Time we are told by the hymn writer flows like an ever flowing stream. We can measure it; manage it, watch it pass, look forward to it but not control it. Faith and history alike prove to us that, in every period and in every circumstance, God inspires the right people to take the correct course of action, sometimes without their knowledge. Who is to say what prompted a woman in a high position at a very colourful court to found a college in memory of her family? How can we measure on a human level, the commitment of those who down the years, have drawn deep from personal wells of talent and wealth to enable this college to grow and develop?
They came, they gave, for such a time as this, whatever that time was - and is. It is right then to remember, as our reading from Ecclesiasticus challenges us to consider, those who have gone before us. In the Old Testament this theme of remembrance - far more than a two dimensional memorial - is repeated again and again. Did not Joshua leave the stones behind to mark the historical crossing of the Jordan? Were God’s own people to forget his laws? No, they were to be living memorials themselves of what had been and what now was.
On a personal level we can all look back and, with the 20:20 Vision of hindsight, see the turning points where we have been the right person in the right place for such a time as this. Like Esther and our predecessors in this college we have been prepared for a task that we are expected to complete - this being for the greater good of others and not ourselves. From the Christian perspective this is essentially the practical outworking of the gift of Grace.
Time can so easily run away from us: you’ll be glad to know that even Baptist Ministers have to finish! In the continuing witness of our lives there is no time to waste, none to lose if we are to avoid the trap that my old school band Pink Floyd once wrote about:
Tired of lying in the sunshine staying home to watch the rain
You are young and life is long and there is time to kill today
And then one day you find ten years have got behind you
No one told you when to run, you missed the starting gun
Time can so easily pass us by and if would be tragic if we, unlike so many who have gone before, have failed to grasp the importance of the past but have also failed to grasp the immanence of the present whilst looking to the future. It may not be our duty but it is certainly our calling.
There is always a right time and always a right person: you and I have often been that. It’s fitting then to close our thanksgiving and reflections with one last thought. We have been considering our position, our influence and our action. We’ve looked at how one girl’s readiness to stand up and be counted made a difference to her world and to her people. Taking her as a type or as a picture and we look into the New Testament where we again find an account of right time: right person: right action: right result. In Romans 5: 6 we read these words:
You see, just at the right time when we were still powerless Christ died for the ungodly.
Unlike ours, God’s timing, like His providence is spot on. No small errors like the Quartz watch on your wrist with its 3 second +/- variations in 1000 years: God is totally precise in intention and in delivery.

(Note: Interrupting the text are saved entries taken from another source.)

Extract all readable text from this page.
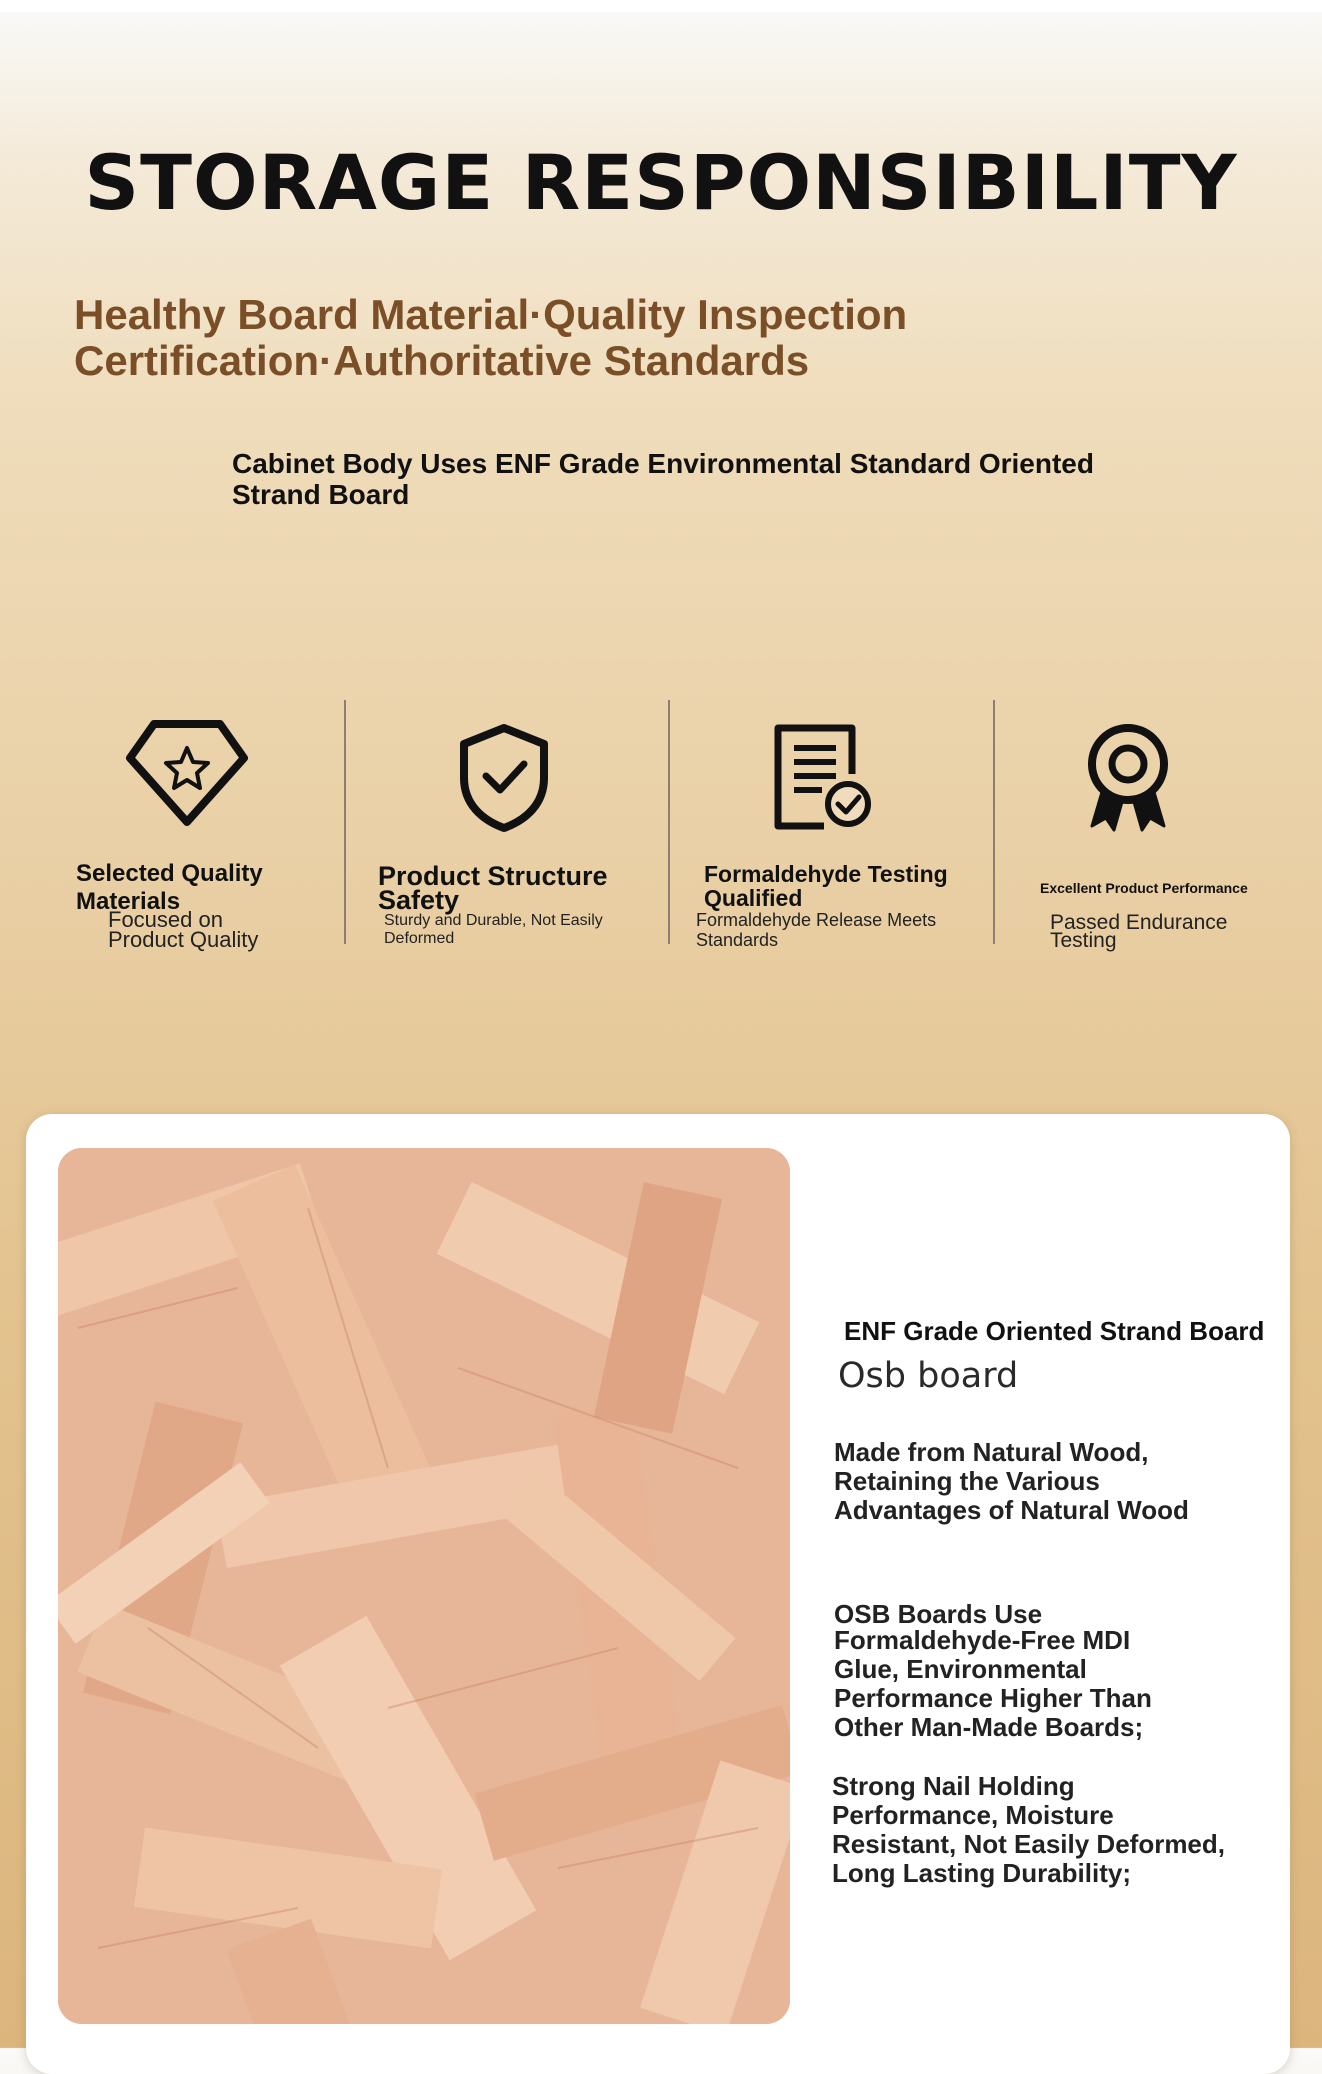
STORAGE RESPONSIBILITY
Healthy Board Material·Quality Inspection
Certification·Authoritative Standards
Cabinet Body Uses ENF Grade Environmental Standard Oriented
Strand Board
Selected Quality
Materials
Focused on
Product Quality
Product Structure
Safety
Sturdy and Durable, Not Easily
Deformed
Formaldehyde Testing
Qualified
Formaldehyde Release Meets
Standards
Excellent Product Performance
Passed Endurance
Testing
ENF Grade Oriented Strand Board
Osb board
Made from Natural Wood,
Retaining the Various
Advantages of Natural Wood
OSB Boards Use
Formaldehyde-Free MDI
Glue, Environmental
Performance Higher Than
Other Man-Made Boards;
Strong Nail Holding
Performance, Moisture
Resistant, Not Easily Deformed,
Long Lasting Durability;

Just at the right time God sent a Saviour – not this time a girl – but His Son. Just at the right time Jesus died and rose again. Just at the right time, always at the right time for needy humanity. His example will always be the right one for us and his attitude in self giving love, without counting the cost in the face of darkness and hatred, injustice and pain, will always remain the challenge for us to follow and more importantly the life for us to embrace.
Unlike my time which has now passed away, our gratitude for all the good things we have received, the greatest of all being life itself, should never do so. Let us resolve to take the example of Christ into our hearts and into our future so that when our time comes we will be the ones for such a time as this.